Adama Traoré : la Cour de cassation met fin à dix ans de procédure

Le 11 février 2026, la Cour de cassation a confirmé le non-lieu dans l’affaire Adama Traoré, rendant la décision définitive pour les trois gendarmes du Val-d’Oise. Cette validation clôt une séquence judiciaire ouverte depuis la mort d’Adama Traoré, le 19 juillet 2016, à Persan, après une interpellation à Beaumont-sur-Oise. Ainsi, près de dix ans après les faits, l’affaire Adama Traoré se referme sur le plan pénal national.

Adama Traoré : une procédure longue, jalonnée de décisions judiciaires et d’un non-lieu confirmé

Le non-lieu avait été prononcé en août 2023 par les juges d’instruction, puis confirmé en mai 2024 par la cour d’appel de Paris.
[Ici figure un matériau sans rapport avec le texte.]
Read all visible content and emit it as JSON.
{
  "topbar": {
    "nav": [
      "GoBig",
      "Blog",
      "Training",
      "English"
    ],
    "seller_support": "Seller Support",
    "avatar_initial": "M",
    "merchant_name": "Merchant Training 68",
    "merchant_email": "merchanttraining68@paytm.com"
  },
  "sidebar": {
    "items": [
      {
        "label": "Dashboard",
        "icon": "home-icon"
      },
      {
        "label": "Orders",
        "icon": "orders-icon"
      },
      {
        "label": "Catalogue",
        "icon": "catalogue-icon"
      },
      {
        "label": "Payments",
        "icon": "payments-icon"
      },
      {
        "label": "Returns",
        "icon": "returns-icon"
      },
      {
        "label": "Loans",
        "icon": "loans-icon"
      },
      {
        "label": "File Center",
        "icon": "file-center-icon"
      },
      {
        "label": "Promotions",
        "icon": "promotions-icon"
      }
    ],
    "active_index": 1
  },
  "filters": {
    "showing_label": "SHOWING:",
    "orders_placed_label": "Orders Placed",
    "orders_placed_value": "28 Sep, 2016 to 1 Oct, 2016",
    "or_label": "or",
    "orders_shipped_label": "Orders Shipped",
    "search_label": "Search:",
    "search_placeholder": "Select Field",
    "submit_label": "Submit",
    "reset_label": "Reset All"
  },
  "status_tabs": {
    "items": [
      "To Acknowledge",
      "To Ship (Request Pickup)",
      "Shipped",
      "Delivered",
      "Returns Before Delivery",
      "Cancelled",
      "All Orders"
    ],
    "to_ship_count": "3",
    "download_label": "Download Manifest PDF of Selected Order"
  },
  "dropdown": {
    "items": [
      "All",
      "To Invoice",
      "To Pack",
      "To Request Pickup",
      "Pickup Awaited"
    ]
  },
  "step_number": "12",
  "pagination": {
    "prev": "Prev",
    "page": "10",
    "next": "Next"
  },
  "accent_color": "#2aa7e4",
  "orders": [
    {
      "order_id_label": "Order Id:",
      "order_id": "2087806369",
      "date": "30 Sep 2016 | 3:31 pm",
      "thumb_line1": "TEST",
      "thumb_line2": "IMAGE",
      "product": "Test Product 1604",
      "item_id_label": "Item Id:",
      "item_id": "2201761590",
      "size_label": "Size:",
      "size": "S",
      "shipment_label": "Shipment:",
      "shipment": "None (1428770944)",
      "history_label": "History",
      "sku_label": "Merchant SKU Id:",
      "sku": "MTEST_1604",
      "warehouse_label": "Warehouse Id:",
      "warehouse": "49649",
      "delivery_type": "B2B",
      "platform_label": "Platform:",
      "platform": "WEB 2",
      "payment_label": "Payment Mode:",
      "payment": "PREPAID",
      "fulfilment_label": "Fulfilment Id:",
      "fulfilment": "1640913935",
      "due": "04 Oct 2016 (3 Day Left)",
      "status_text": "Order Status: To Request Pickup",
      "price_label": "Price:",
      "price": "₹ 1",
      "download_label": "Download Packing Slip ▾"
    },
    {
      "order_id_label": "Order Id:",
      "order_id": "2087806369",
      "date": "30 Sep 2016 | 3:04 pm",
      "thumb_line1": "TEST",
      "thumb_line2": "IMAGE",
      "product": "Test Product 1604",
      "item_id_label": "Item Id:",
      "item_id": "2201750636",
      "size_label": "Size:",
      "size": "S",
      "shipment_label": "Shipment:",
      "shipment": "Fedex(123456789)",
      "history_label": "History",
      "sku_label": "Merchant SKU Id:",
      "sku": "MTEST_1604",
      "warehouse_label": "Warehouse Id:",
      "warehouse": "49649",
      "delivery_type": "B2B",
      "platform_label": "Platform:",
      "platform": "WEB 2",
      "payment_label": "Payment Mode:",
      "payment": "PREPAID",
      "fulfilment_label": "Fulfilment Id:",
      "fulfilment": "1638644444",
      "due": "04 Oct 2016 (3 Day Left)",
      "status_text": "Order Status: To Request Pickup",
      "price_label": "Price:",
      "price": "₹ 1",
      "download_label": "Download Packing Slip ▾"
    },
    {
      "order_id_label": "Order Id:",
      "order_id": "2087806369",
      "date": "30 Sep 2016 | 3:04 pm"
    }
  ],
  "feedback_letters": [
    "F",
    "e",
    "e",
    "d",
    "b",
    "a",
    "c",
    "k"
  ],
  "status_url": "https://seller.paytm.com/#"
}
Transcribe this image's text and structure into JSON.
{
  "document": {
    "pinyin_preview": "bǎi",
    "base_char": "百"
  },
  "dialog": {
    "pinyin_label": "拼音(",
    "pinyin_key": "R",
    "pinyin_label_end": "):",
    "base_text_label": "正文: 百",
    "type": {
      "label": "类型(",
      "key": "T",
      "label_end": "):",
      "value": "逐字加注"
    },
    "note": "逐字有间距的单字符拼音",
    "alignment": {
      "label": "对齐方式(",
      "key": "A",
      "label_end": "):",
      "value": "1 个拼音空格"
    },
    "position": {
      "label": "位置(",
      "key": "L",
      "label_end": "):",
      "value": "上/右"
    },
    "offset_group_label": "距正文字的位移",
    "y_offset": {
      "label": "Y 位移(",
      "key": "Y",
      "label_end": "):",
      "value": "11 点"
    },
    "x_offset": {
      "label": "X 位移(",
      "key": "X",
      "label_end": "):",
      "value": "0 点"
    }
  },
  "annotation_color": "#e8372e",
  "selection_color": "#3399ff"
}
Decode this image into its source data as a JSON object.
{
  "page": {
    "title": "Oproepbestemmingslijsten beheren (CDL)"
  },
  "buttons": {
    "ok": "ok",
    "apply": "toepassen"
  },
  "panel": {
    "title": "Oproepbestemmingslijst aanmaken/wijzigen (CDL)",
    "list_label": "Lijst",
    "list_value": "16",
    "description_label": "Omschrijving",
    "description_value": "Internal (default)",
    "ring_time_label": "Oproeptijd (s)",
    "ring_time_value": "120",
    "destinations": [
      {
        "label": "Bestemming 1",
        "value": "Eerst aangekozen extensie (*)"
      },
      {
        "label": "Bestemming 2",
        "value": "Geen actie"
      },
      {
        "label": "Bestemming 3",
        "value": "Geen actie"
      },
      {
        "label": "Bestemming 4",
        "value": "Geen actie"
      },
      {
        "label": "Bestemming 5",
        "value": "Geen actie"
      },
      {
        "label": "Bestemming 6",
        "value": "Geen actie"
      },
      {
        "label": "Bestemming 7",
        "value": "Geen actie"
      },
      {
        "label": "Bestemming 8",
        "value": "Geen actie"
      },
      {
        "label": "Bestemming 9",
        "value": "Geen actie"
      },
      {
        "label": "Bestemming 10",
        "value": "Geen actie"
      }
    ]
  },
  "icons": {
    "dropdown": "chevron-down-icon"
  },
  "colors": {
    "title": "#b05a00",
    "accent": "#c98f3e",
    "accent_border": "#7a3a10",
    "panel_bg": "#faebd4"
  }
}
Toutefois, la famille d’Adama Traoré avait formé un pourvoi, estimant que des zones d’ombre subsistaient. Le 11 février 2026, la Cour de cassation a validé définitivement le non-lieu, mettant fin à toute possibilité de poursuites devant les juridictions françaises. Selon Le Figaro, cette décision « met fin à dix ans de procédure ».

En effet, Adama Traoré est décédé le 19 juillet 2016, soit près de dix ans avant l’arrêt définitif. Trois gendarmes étaient visés par l’enquête. Dès lors, la confirmation du non-lieu par la Cour de cassation signifie qu’aucune charge pénale n’est retenue contre eux. Selon Le Parisien, les magistrats de la cour d’appel avaient estimé que les gestes des militaires s’inscrivaient dans le cadre légal et n’engageaient pas leur responsabilité pénale. La haute juridiction n’a pas remis en cause cette analyse.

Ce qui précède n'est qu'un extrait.